Statistical analysis
Each PF indicator was categorized into three groups of low (tertile 1), medium (tertile 2), and high (tertile 3) according to tertiles in all participants. Ranges of tertiles in all PF indicators are shown in Supplementary Table S2. Baseline characteristics of participants across CPF categories were compared with the analysis of variance for continuous variables and Chi-squared test for categorical variables. Survival time was estimated as years of follow-up interval between baseline and the occurrence of incident MCR, loss of follow-up, or the last visit (whichever came first). For participants who developed dementia without experiencing interim MCR, they were censored at the last available follow-up that showed no MCR before dementia diagnosis. Cox proportional hazards regression models were employed to examine the association between PF and MCR, adjusting for age, sex, race, and education in Model 1, and additionally adjusting for marital status, smoking, drinking, physical activity, BMI, CES-D scores, history of chronic conditions, and cognitive function in Model 2. The proportional hazards assumption was tested with the method of scaled Schoenfeld residuals. PF indicators in continuous and categorical values were separately analyzed. The R package “rms” was applied to examine potential nonlinear relationships between PF and MCR using restricted cubic splines with three, four, and five knots. We selected three knots as the optimal parameter due to its minimum value of Bayesian Information Criterion. The potential nonlinearity in PF-MCR association was tested with the method of Wald test.

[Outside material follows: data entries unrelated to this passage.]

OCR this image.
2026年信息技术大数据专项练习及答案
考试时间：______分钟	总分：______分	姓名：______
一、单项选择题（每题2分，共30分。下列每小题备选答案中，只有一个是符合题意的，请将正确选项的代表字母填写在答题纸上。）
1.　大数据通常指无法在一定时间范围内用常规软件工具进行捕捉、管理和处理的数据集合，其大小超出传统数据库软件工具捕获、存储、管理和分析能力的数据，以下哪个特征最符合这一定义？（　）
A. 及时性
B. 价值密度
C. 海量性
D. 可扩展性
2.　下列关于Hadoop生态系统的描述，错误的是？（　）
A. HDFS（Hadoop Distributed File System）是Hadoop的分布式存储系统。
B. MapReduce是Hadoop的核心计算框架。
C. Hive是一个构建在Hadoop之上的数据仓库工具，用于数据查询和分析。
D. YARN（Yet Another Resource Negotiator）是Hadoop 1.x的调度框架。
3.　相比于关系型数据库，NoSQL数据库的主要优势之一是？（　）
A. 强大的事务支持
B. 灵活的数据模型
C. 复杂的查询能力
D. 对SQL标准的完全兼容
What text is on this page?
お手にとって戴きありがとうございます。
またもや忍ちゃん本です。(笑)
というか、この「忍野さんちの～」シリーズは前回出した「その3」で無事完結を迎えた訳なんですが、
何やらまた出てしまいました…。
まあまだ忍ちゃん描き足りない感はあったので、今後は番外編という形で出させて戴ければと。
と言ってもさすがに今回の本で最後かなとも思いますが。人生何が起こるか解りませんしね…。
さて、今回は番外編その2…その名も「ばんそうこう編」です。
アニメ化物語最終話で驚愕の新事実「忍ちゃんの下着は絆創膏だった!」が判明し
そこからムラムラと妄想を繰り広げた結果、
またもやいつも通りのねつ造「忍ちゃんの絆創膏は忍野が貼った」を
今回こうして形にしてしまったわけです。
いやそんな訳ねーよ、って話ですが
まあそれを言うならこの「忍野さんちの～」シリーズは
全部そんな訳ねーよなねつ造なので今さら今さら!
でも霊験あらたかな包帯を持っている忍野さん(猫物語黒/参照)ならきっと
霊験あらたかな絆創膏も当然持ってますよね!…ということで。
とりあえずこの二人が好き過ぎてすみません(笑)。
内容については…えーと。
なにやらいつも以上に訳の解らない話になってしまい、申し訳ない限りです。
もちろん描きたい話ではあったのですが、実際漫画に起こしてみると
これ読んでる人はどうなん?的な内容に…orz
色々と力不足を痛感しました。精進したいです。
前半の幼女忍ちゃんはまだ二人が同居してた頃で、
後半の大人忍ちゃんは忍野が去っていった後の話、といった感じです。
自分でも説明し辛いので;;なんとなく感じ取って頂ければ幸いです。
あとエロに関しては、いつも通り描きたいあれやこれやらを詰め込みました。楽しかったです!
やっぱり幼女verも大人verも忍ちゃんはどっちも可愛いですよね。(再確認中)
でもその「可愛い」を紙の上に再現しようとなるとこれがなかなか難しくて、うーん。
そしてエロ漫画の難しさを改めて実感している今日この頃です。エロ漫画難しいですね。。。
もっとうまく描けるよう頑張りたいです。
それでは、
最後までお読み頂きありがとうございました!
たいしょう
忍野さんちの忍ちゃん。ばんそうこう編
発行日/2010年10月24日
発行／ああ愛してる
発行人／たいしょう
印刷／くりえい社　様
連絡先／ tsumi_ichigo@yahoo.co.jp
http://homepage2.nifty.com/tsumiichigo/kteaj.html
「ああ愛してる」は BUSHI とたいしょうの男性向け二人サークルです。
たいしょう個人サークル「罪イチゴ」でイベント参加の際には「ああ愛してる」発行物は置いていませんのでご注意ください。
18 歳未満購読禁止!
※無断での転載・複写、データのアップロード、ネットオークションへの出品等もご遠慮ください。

Sensitivity analyses were performed when using PF indicators divided by height squared to adjust for body size20, and when applying weighted Cox proportional hazards regression models in consideration of the complex sampling design21, as well as using the inverse probability weighting for Cox proportional hazards regression models to adjust for the selection bias caused by the loss of follow-up. A sensitivity analysis was also conducted by removing participants with a possible chronic obstructive pulmonary disease (COPD) which was defined as a FEV1/FVC ratio of less than 0.79. Besides, the follow-up time was calculated when using the midpoint between the last visit without MCR and the first visit with MCR as the onset of incident MCR in consideration of the interval censoring limitation.
All data analyses were performed with R, version 4.2.1. A two-sided P value less than 0.05 indicated statistically significant.